Getting a raise is nice, getting a promotion is nice, getting a certificate for school play coordinator is nice, taking time for you to truly connect with yourself, your kids, and others, is better.


Work and obligatory commitments are not a social life, and that’s why you may be feeling alone. Stepping out of this cycle will be one of the most important things you do for yourself and your family.


Lack of Trust


If you don’t trust people, it is what it is. When you don’t trust, it’s difficult to let anyone in, even when they have your best interest at heart.


You don’t have to trust everyone, but widening your circle of those you can trust can be a lifesaver.


What are the reasons you don’t trust others?


Have you been hurt in the past? If you are afraid of being hurt again, it will be difficult, but you must find a way to reconcile those feelings, give forgiveness, and move on and take a chance on someone new. Your new best friend may pass you by if you’re too closed off to let anyone in.

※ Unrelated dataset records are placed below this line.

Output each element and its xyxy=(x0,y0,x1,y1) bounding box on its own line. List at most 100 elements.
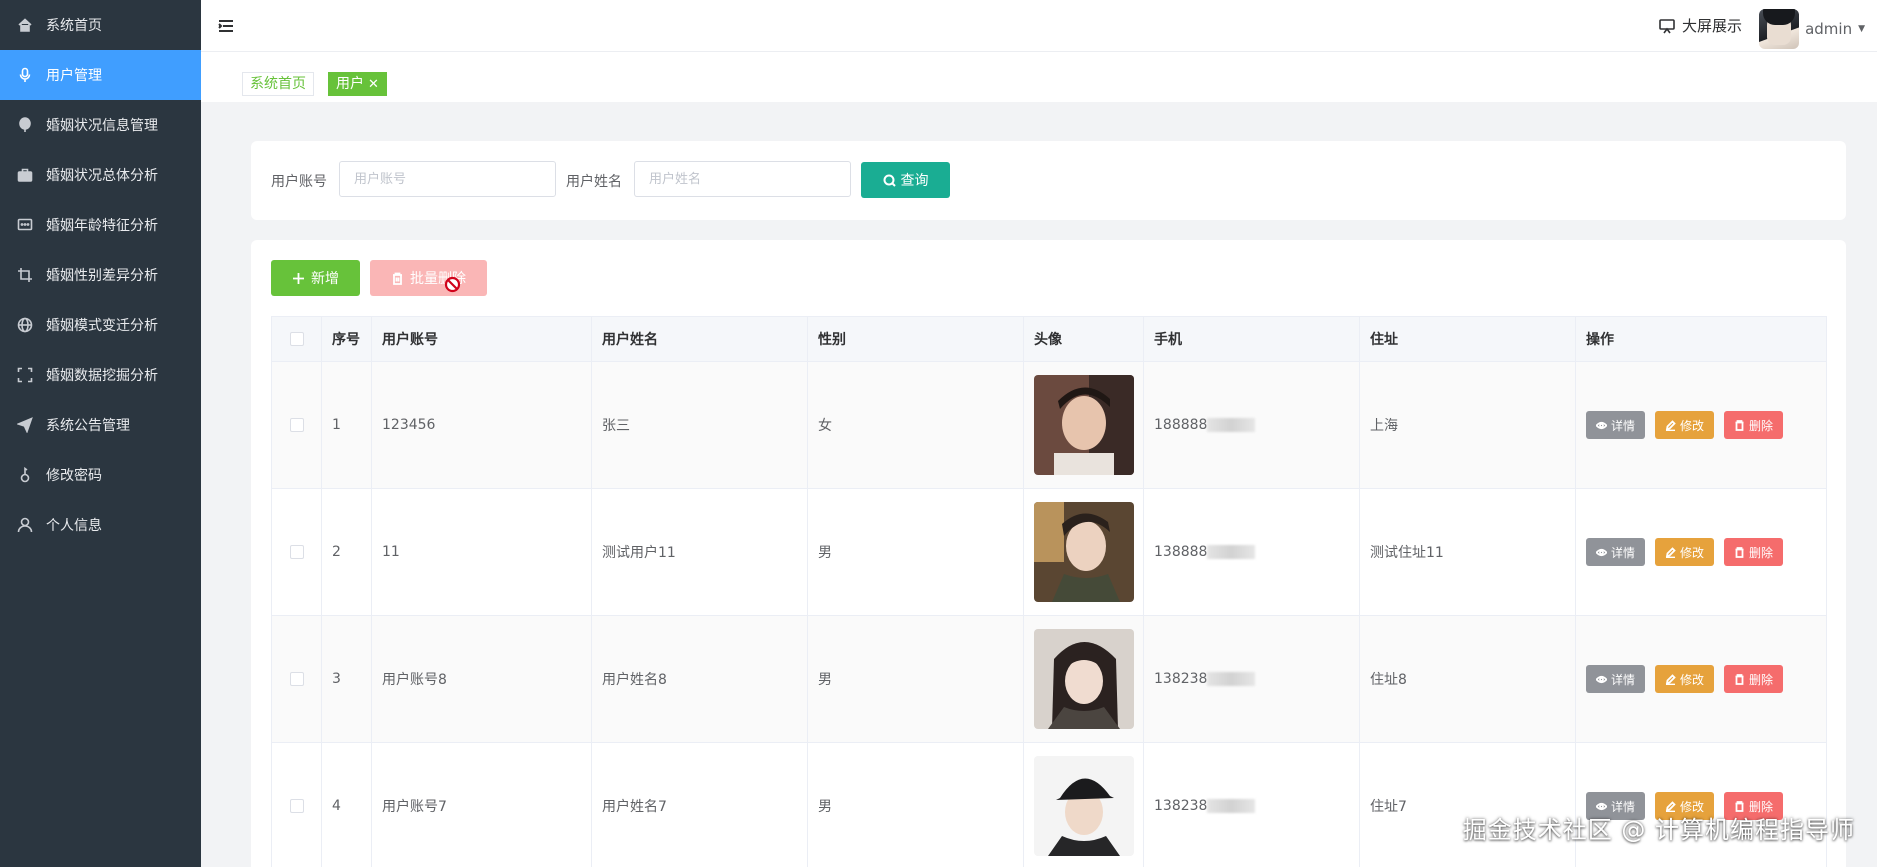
sidebar-item-overall-analysis[interactable]: 婚姻状况总体分析 xyxy=(0,150,201,200)
close-icon[interactable]: ✕ xyxy=(368,77,379,92)
detail-label: 详情 xyxy=(1611,418,1636,433)
sidebar-item-change-password[interactable]: 修改密码 xyxy=(0,450,201,500)
row-checkbox-cell[interactable] xyxy=(271,742,322,867)
delete-button[interactable]: 删除 xyxy=(1724,538,1784,566)
cell-phone: 188888 xyxy=(1143,361,1360,489)
edit-icon xyxy=(1665,673,1676,685)
row-checkbox[interactable] xyxy=(289,672,304,686)
sidebar-item-label: 婚姻性别差异分析 xyxy=(46,268,158,284)
row-checkbox-cell[interactable] xyxy=(271,488,322,616)
add-button[interactable]: 新增 xyxy=(271,260,360,296)
edit-label: 修改 xyxy=(1680,672,1705,687)
cell-avatar xyxy=(1023,361,1144,489)
sidebar-item-label: 婚姻状况总体分析 xyxy=(46,168,158,184)
row-checkbox[interactable] xyxy=(289,545,304,559)
user-menu[interactable]: admin ▼ xyxy=(1759,9,1865,49)
sidebar-item-gender-analysis[interactable]: 婚姻性别差异分析 xyxy=(0,250,201,300)
sidebar-item-label: 修改密码 xyxy=(46,468,102,484)
edit-label: 修改 xyxy=(1680,418,1705,433)
detail-button[interactable]: 详情 xyxy=(1586,665,1646,693)
sidebar-item-data-mining[interactable]: 婚姻数据挖掘分析 xyxy=(0,350,201,400)
phone-text: 138238 xyxy=(1154,798,1208,814)
column-header: 用户账号 xyxy=(371,316,592,362)
cell-name: 用户姓名7 xyxy=(591,742,808,867)
full-screen-icon xyxy=(16,366,34,384)
phone-text: 188888 xyxy=(1154,417,1208,433)
eye-icon xyxy=(1596,548,1607,556)
crop-icon xyxy=(16,266,34,284)
sidebar-item-home[interactable]: 系统首页 xyxy=(0,0,201,50)
cell-phone: 138238 xyxy=(1143,742,1360,867)
tab-users[interactable]: 用户 ✕ xyxy=(328,72,387,96)
trash-icon xyxy=(1735,546,1744,558)
delete-label: 删除 xyxy=(1749,672,1774,687)
search-button[interactable]: 查询 xyxy=(861,162,950,198)
name-search-input[interactable] xyxy=(634,161,851,197)
sidebar-item-profile[interactable]: 个人信息 xyxy=(0,500,201,550)
cell-actions: 详情 修改 删除 xyxy=(1575,361,1827,489)
big-screen-button[interactable]: 大屏展示 xyxy=(1658,15,1742,36)
eye-icon xyxy=(1596,421,1607,429)
edit-label: 修改 xyxy=(1680,545,1705,560)
delete-label: 删除 xyxy=(1749,418,1774,433)
table-header-row: 序号 用户账号 用户姓名 性别 头像 手机 住址 操作 xyxy=(271,316,1827,362)
sidebar-item-label: 用户管理 xyxy=(46,68,102,84)
masked-digits xyxy=(1207,418,1256,432)
edit-button[interactable]: 修改 xyxy=(1655,538,1715,566)
avatar-photo[interactable] xyxy=(1034,629,1134,729)
cell-phone: 138888 xyxy=(1143,488,1360,616)
batch-delete-button[interactable]: 批量删除 xyxy=(370,260,487,296)
sidebar-item-label: 系统首页 xyxy=(46,18,102,34)
row-checkbox-cell[interactable] xyxy=(271,615,322,743)
avatar-photo[interactable] xyxy=(1034,756,1134,856)
sidebar-item-announcements[interactable]: 系统公告管理 xyxy=(0,400,201,450)
select-all-checkbox[interactable] xyxy=(289,332,304,346)
row-checkbox[interactable] xyxy=(289,799,304,813)
edit-icon xyxy=(1665,546,1676,558)
column-header: 头像 xyxy=(1023,316,1144,362)
sidebar-item-marriage-info[interactable]: 婚姻状况信息管理 xyxy=(0,100,201,150)
menu-toggle-icon[interactable] xyxy=(217,17,235,35)
sidebar-item-age-analysis[interactable]: 婚姻年龄特征分析 xyxy=(0,200,201,250)
cell-avatar xyxy=(1023,742,1144,867)
not-allowed-cursor-icon xyxy=(444,276,461,293)
cell-index: 4 xyxy=(321,742,372,867)
table-row: 3 用户账号8 用户姓名8 男 138238 住址8 详情 修改 删除 xyxy=(271,615,1827,743)
edit-button[interactable]: 修改 xyxy=(1655,665,1715,693)
home-icon xyxy=(16,16,34,34)
detail-label: 详情 xyxy=(1611,672,1636,687)
account-search-input[interactable] xyxy=(339,161,556,197)
detail-button[interactable]: 详情 xyxy=(1586,538,1646,566)
select-all-checkbox-cell[interactable] xyxy=(271,316,322,362)
search-button-label: 查询 xyxy=(900,173,929,189)
table-row: 1 123456 张三 女 188888 上海 详情 修改 删除 xyxy=(271,361,1827,489)
top-header: 大屏展示 admin ▼ xyxy=(201,0,1877,52)
sidebar-item-pattern-analysis[interactable]: 婚姻模式变迁分析 xyxy=(0,300,201,350)
cell-actions: 详情 修改 删除 xyxy=(1575,488,1827,616)
edit-button[interactable]: 修改 xyxy=(1655,411,1715,439)
avatar-photo[interactable] xyxy=(1034,375,1134,475)
caret-down-icon: ▼ xyxy=(1858,24,1865,34)
avatar-photo[interactable] xyxy=(1034,502,1134,602)
cell-avatar xyxy=(1023,488,1144,616)
delete-button[interactable]: 删除 xyxy=(1724,665,1784,693)
column-header: 操作 xyxy=(1575,316,1827,362)
balloon-icon xyxy=(16,116,34,134)
username: admin xyxy=(1805,20,1853,38)
tab-home[interactable]: 系统首页 xyxy=(242,72,314,96)
column-header: 序号 xyxy=(321,316,372,362)
sidebar-item-users[interactable]: 用户管理 xyxy=(0,50,201,100)
cell-address: 测试住址11 xyxy=(1359,488,1576,616)
detail-button[interactable]: 详情 xyxy=(1586,411,1646,439)
row-checkbox-cell[interactable] xyxy=(271,361,322,489)
cell-index: 2 xyxy=(321,488,372,616)
delete-button[interactable]: 删除 xyxy=(1724,411,1784,439)
send-icon xyxy=(16,416,34,434)
cell-account: 用户账号8 xyxy=(371,615,592,743)
cell-address: 住址7 xyxy=(1359,742,1576,867)
table-row: 4 用户账号7 用户姓名7 男 138238 住址7 详情 修改 删除 xyxy=(271,742,1827,867)
row-checkbox[interactable] xyxy=(289,418,304,432)
edit-icon xyxy=(1665,419,1676,431)
avatar xyxy=(1759,9,1800,49)
sidebar: 系统首页 用户管理 婚姻状况信息管理 婚姻状况总体分析 婚姻年龄特征分析 婚姻性… xyxy=(0,0,201,867)
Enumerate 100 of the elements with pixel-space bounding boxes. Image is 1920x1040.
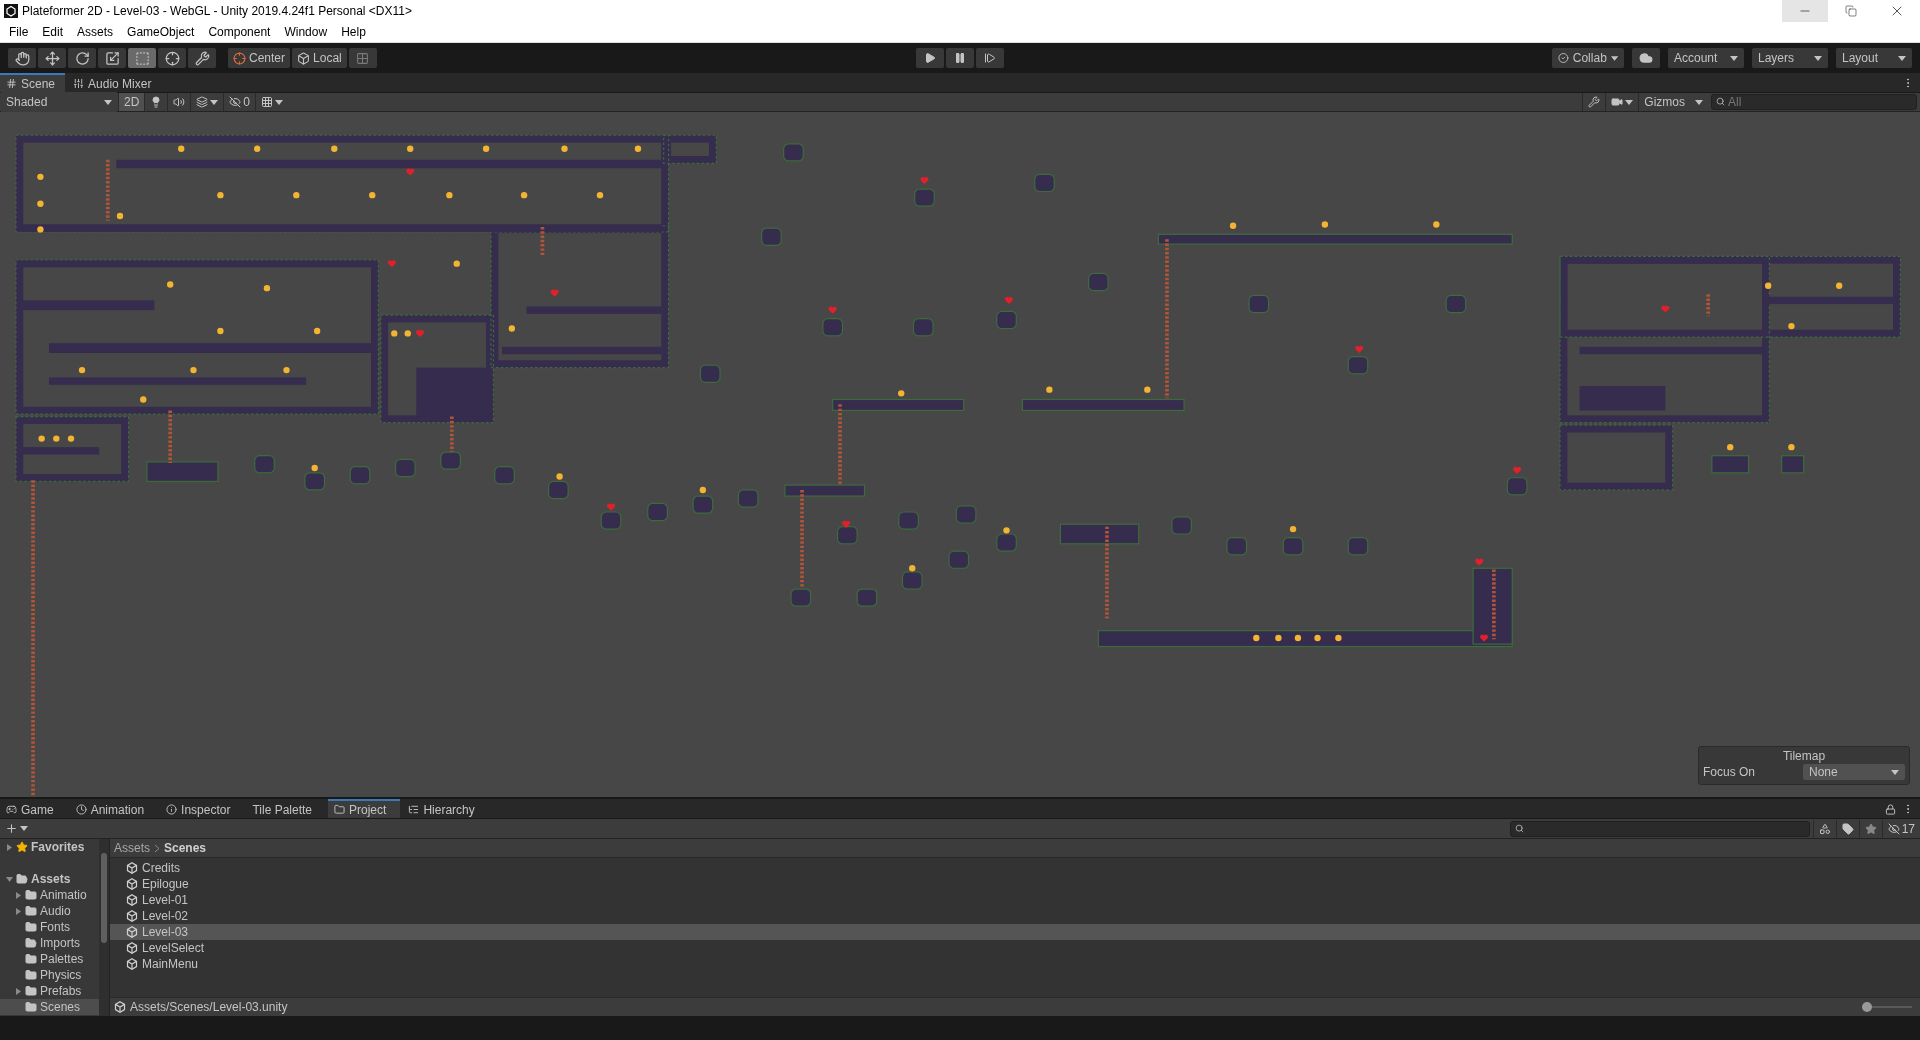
panel-tab[interactable]: Animation <box>69 799 159 818</box>
menu-item[interactable]: Help <box>334 22 373 42</box>
scene-file-item[interactable]: LevelSelect <box>110 940 1920 956</box>
tool-button[interactable] <box>188 48 216 68</box>
tool-button[interactable] <box>158 48 186 68</box>
menu-item[interactable]: Edit <box>35 22 71 42</box>
collapsed-arrow-icon[interactable] <box>15 987 22 995</box>
folder-icon <box>25 921 37 933</box>
file-label: Credits <box>142 861 180 875</box>
tree-item[interactable]: Fonts <box>0 919 99 935</box>
pivot-rotation-button[interactable]: Local <box>292 48 347 68</box>
lock-icon[interactable] <box>1885 803 1896 815</box>
clock-icon <box>75 804 87 815</box>
scene-file-item[interactable]: Epilogue <box>110 876 1920 892</box>
search-field[interactable] <box>1509 820 1810 837</box>
step-button[interactable] <box>976 48 1004 68</box>
tree-item[interactable]: Scenes <box>0 999 99 1015</box>
grid-icon <box>261 96 274 108</box>
menu-item[interactable]: GameObject <box>120 22 202 42</box>
scene-icon <box>126 926 138 938</box>
tool-button[interactable] <box>8 48 36 68</box>
cloud-button[interactable] <box>1632 48 1660 68</box>
menu-item[interactable]: Window <box>277 22 335 42</box>
breadcrumb-link[interactable]: Assets <box>114 841 150 855</box>
file-label: MainMenu <box>142 957 199 971</box>
slider-thumb[interactable] <box>1862 1002 1872 1012</box>
folder-icon <box>334 804 345 815</box>
scene-icon <box>126 910 138 922</box>
collapsed-arrow-icon[interactable] <box>15 891 22 899</box>
step-icon <box>984 52 996 64</box>
tree-item[interactable]: Assets <box>0 871 99 887</box>
folder-icon <box>25 969 37 981</box>
file-label: Level-03 <box>142 925 189 939</box>
caret-icon <box>1730 55 1738 61</box>
pause-button[interactable] <box>946 48 974 68</box>
scene-file-item[interactable]: MainMenu <box>110 956 1920 972</box>
snap-button[interactable] <box>348 48 377 68</box>
lightbulb-icon <box>150 96 163 108</box>
folder-icon <box>25 889 37 901</box>
menu-item[interactable]: Assets <box>70 22 121 42</box>
scene-file-item[interactable]: Credits <box>110 860 1920 876</box>
search-field[interactable]: All <box>1711 94 1917 110</box>
draw-mode-dropdown[interactable]: Shaded <box>0 92 118 112</box>
tree-item[interactable]: Audio <box>0 903 99 919</box>
collab-dropdown[interactable]: Collab <box>1552 48 1624 68</box>
tool-button[interactable] <box>98 48 126 68</box>
tag-icon <box>1841 822 1854 835</box>
menu-item[interactable]: File <box>2 22 36 42</box>
scene-icon <box>126 862 138 874</box>
cube-icon <box>297 51 311 65</box>
open-folder-icon <box>16 873 28 885</box>
tree-label: Imports <box>40 936 80 950</box>
expanded-arrow-icon[interactable] <box>6 875 13 883</box>
tree-item[interactable]: Palettes <box>0 951 99 967</box>
2d-toggle[interactable]: 2D <box>118 93 145 111</box>
menu-item[interactable]: Component <box>201 22 278 42</box>
plus-icon <box>5 822 18 835</box>
search-icon <box>1716 97 1725 106</box>
scene-file-item[interactable]: Level-03 <box>110 924 1920 940</box>
scene-file-item[interactable]: Level-01 <box>110 892 1920 908</box>
tree-label: Physics <box>40 968 82 982</box>
panel-tab[interactable]: Scene <box>0 73 66 92</box>
file-label: Level-02 <box>142 909 189 923</box>
tree-item[interactable]: Animatio <box>0 887 99 903</box>
panel-tab[interactable]: Tile Palette <box>246 799 326 818</box>
asset-path: Assets/Scenes/Level-03.unity <box>130 1000 288 1014</box>
tool-button[interactable] <box>68 48 96 68</box>
folder-icon <box>25 905 37 917</box>
tool-button[interactable] <box>38 48 66 68</box>
panel-tab[interactable]: Inspector <box>160 799 245 818</box>
layers-dropdown[interactable]: Layers <box>1752 48 1828 68</box>
tree-item[interactable]: Imports <box>0 935 99 951</box>
account-dropdown[interactable]: Account <box>1668 48 1744 68</box>
tree-item[interactable]: Favorites <box>0 839 99 855</box>
hash-icon <box>6 78 17 89</box>
caret-icon <box>275 99 284 105</box>
pause-icon <box>954 52 966 64</box>
transform-tool-icon <box>164 50 180 66</box>
scene-file-item[interactable]: Level-02 <box>110 908 1920 924</box>
collapsed-arrow-icon[interactable] <box>15 907 22 915</box>
info-icon <box>166 804 178 815</box>
star-icon <box>16 841 28 853</box>
pivot-position-button[interactable]: Center <box>228 48 291 68</box>
panel-tab[interactable]: Hierarchy <box>402 799 489 818</box>
scene-icon <box>126 894 138 906</box>
tree-item[interactable]: Prefabs <box>0 983 99 999</box>
unity-logo-icon <box>4 4 18 18</box>
breadcrumb-link[interactable]: Scenes <box>164 841 207 855</box>
scene-icon <box>126 958 138 970</box>
play-button[interactable] <box>916 48 944 68</box>
scene-icon <box>126 942 138 954</box>
panel-tab[interactable]: Audio Mixer <box>67 73 162 92</box>
overlay-title: Tilemap <box>1781 749 1827 763</box>
panel-tab[interactable]: Project <box>328 799 401 818</box>
focus-dropdown[interactable]: None <box>1803 764 1905 780</box>
layout-dropdown[interactable]: Layout <box>1836 48 1912 68</box>
tree-item[interactable]: Physics <box>0 967 99 983</box>
caret-icon <box>1610 55 1618 61</box>
collapsed-arrow-icon[interactable] <box>6 843 13 851</box>
panel-tab[interactable]: Game <box>0 799 68 818</box>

Do you have unreasonable expectations? Remember, not everyone can live up to your standards and requirements. Be flexible and accept people for who they are. Your complete opposite could be the missing piece of your puzzle.


Can’t accept the perspectives of others. You’re not always right. Remain open to the ideas and experiences of others. Just because you thought it, think it, or feel it, doesn’t make you correct. And you can actually push people away that want to help by being too ridged. No one wants to keep banging their head against the wall.


If you don’t trust, you don’t get hurt. However, your lack of trust is limiting the joy in your life.

For parents, you are possibly planting a seed of fear in your children as well. Children are born with a natural sense of curiosity and wonder about the world and people and while you may think you are protecting them; it could be just the opposite. Don’t limit their world by having them see and experience it through your fear.


Remember, you can be both open and cautious.


A Few Final Thoughts


Regardless of the reasons you chose to embark on your journey of parenting and caregiving alone, know that a key element of this path will likely be loneliness.


Loneliness and isolation are now being found to be an epidemic, not to mention that going it alone builds anger and resentment. These strong emotions can show up in our parenting and caregiving, impacting our relationships with our children and loved ones. Let’s make sure that doesn’t happen.


Reach out. Don’t be too proud.


Work with your partner or spouse, work with family and friends, or work with neighbors to find ways of staying connected and getting supported.

Look for others in your situation. People who may be untrusting or think they can or have to do everything on their own. Find ways of being there for others and having them be there for you.


Look for resources for ideas, tips, tools to find balance in your life. Ask for help with emotional and mental health support if needed.


Learn to trust others. You don’t have to give everything away but open up enough to get the relief, support, and connection you need.


You may move faster alone but, in parenting and caregiving, you’ll always be tired.


Whether it’s a partner, spouse, friends, family, neighbors, or community, when it comes to parenting and caregiving, life is better with company. ❤️


Take care and be well,



Single Dad carrying baby.
It’s admirable to want to take care of things on your own but you simply don’t have to.